Returns the batched diagonal part of a batched tensor.
Returns a tensor with the `k[0]`-th to `k[1]`-th diagonals of the batched `input`.
Assume `input` has `r` dimensions `[I, J, ..., L, M, N]`. Let `max_diag_len` be the maximum length among all diagonals to be extracted, `max_diag_len = min(M + min(k[1], 0), N + min(-k[0], 0))` Let `num_diags` be the number of diagonals to extract, `num_diags = k[1] - k[0] + 1`.
If `num_diags == 1`, the output tensor is of rank `r - 1` with shape `[I, J, ..., L, max_diag_len]` and values:
diagonal[i, j, ..., l, n]
= input[i, j, ..., l, n+y, n+x] ; if 0 <= n+y < M and 0 <= n+x < N,
padding_value ; otherwise.
where `y = max(-k[1], 0)`, `x = max(k[1], 0)`.

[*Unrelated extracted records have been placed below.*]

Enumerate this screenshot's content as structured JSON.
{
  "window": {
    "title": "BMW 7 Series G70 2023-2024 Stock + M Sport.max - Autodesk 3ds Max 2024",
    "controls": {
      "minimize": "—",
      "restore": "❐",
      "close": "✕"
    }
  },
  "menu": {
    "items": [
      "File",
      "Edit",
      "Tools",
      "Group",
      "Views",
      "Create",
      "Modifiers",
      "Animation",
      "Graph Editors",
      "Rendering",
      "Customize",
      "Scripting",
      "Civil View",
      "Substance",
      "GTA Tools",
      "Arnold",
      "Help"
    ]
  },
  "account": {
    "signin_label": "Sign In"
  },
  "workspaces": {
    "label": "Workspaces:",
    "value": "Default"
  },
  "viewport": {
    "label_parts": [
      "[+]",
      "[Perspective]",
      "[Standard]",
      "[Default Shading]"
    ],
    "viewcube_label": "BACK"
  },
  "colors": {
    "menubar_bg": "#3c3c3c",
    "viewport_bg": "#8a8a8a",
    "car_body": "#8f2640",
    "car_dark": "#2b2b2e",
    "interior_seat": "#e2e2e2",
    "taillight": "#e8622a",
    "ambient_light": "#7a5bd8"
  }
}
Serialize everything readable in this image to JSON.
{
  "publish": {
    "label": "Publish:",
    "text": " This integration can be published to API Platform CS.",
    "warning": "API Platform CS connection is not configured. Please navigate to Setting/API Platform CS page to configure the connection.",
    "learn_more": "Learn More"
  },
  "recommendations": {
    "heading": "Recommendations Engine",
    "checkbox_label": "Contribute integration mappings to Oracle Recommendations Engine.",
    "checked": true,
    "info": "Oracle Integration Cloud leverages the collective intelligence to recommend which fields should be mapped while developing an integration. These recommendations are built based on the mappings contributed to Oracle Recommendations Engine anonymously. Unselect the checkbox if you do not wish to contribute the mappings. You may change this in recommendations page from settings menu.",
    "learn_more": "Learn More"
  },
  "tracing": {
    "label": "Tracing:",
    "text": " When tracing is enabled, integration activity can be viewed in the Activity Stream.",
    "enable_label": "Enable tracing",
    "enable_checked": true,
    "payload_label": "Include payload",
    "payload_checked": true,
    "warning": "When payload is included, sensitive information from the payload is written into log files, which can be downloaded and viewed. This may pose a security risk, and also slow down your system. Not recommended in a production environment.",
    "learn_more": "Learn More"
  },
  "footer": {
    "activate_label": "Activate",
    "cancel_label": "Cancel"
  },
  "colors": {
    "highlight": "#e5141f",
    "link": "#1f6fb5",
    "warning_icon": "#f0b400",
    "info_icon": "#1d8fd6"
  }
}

Otherwise, the output tensor has rank `r` with dimensions `[I, J, ..., L, num_diags, max_diag_len]` with values:
diagonal[i, j, ..., l, m, n]
= input[i, j, ..., l, n+y, n+x] ; if 0 <= n+y < M and 0 <= n+x < N,
padding_value ; otherwise.
where `d = k[1] - m`, `y = max(-d, 0)`, and `x = max(d, 0)`.
The input must be at least a matrix.
For example:
input = np.array([[[1, 2, 3, 4], # Input shape: (2, 3, 4)
[5, 6, 7, 8],
[9, 8, 7, 6]],
[[5, 4, 3, 2],
[1, 2, 3, 4],
[5, 6, 7, 8]]])
# A main diagonal from each batch.
tf.matrix_diag_part(input) ==> [[1, 6, 7], # Output shape: (2, 3)
[5, 2, 7]]
# A superdiagonal from each batch.
tf.matrix_diag_part(input, k = 1)
==> [[2, 7, 6], # Output shape: (2, 3)
[4, 3, 8]]
# A tridiagonal band from each batch.
tf.matrix_diag_part(input, k = (-1, 1))
==> [[[2, 7, 6], # Output shape: (2, 3, 3)
[1, 6, 7],
[5, 8, 0]],
[[4, 3, 8],
[5, 2, 7],
[1, 6, 0]]]
# Padding value = 9
tf.matrix_diag_part(input, k = (1, 3), padding_value = 9)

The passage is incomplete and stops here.